鳥葬について

鳥葬や風葬は、ご遺体を大気に触れるように安置するという点で共通しており、日本でも行われていました。これらは、野葬とよばれたり、曝葬とよばれたりすることもあります。これら方法は、自然葬の一種としてとらえることができるでしょう。
現代の日本では基本的にご遺体を放置することは刑法上禁じられており、場合によっては遺体損壊罪や遺体遺棄罪に問われる場合もありますので注意が必要です。
それでは、鳥葬と風葬について簡単に見てまいりましょう。
鳥葬とは、ご遺体を地表に安置し、鳥に啄ばませる方法で行う葬儀で、現在でもチベット等で行われているので耳にしたことのある方も多いのではないでしょうか。
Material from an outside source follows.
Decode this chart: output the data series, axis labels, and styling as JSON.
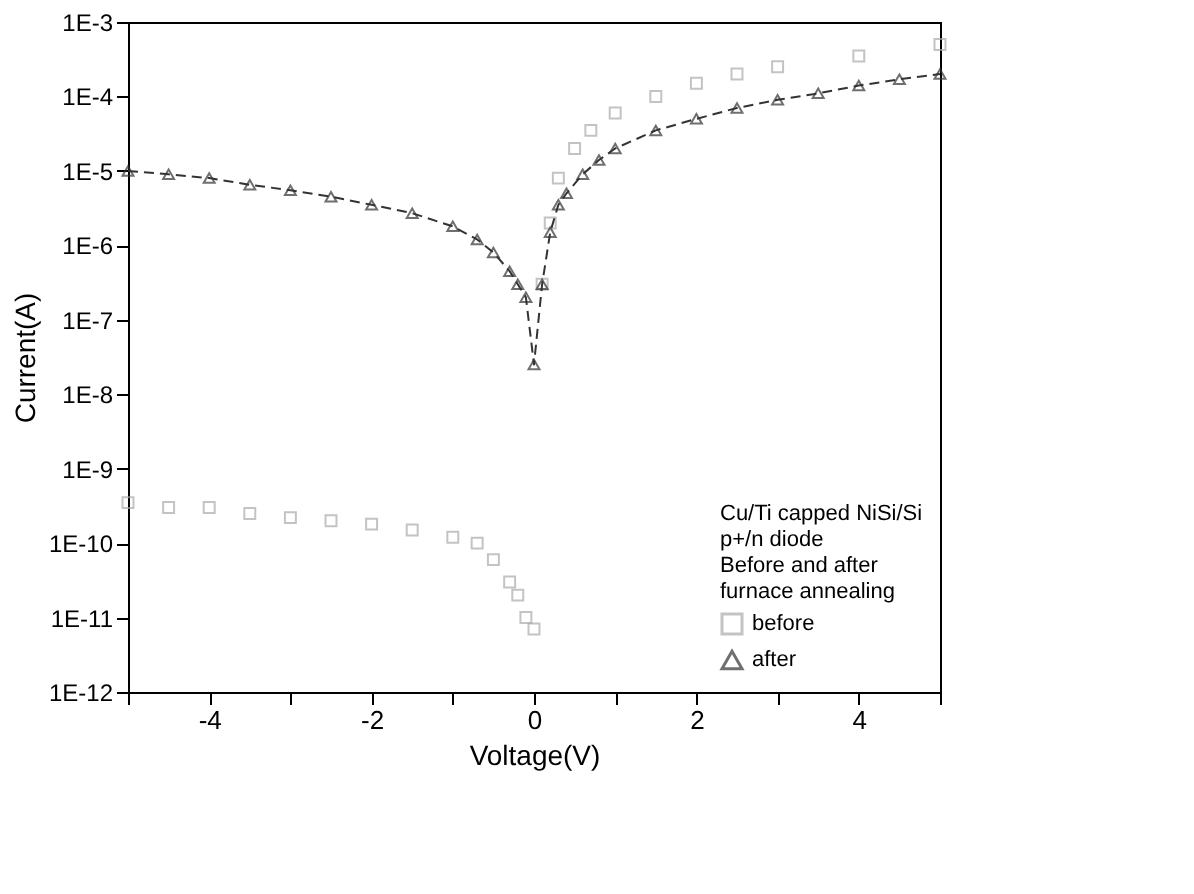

鳥に啄ばまれることから残虐であるとの声もありますが、チベット仏教においては、魂の抜けた後の肉体は殻であり、鳥を介することでその肉体を天に送り届けるといった意味を持っており、決して残虐な方法とはいえないと思われます。これに加えて、薪などの火葬のための燃料を確保するのが難しい地域で行われていることにも特徴があります。
日本では、鳥葬と訳することが一般的ですが、他に天葬・空葬と訳される場合もあります。
また、チベット仏教だけではなく、インドのゾロアスター教においても鳥葬が行われる場合があります。
次に、風葬とは、ご遺体を崖・洞窟・樹上などに安置し、風にさらし風化を待つ方法で行われる葬儀のことをいいます。日本では、崖下墓の習慣が石垣島や宮古島といった南西の島々に残っており、かつては沖縄や奄美などで見られました。
風葬には、ご遺体をそのままの状態で大気にさらし、風化を待つスタイルと布やむしろなどで包んでおくスタイルがあります。
しかし、現在では、公衆衛生上の要請から、風葬は行われなくなり、埋葬が一般化しています。
このように、現在においては埋葬が一般的になってきていますが、埋めるという方法が唯一の葬儀方法ではありません。もっといえば、現在まで行われている葬儀の方法以外に、さらに古くから行われてきているものも多くあるのです。
そこで、自分の価値観においては残酷であると感じたとしても、他者のもつ伝統的な文化はたやすく否定すべきでないと私は考えています。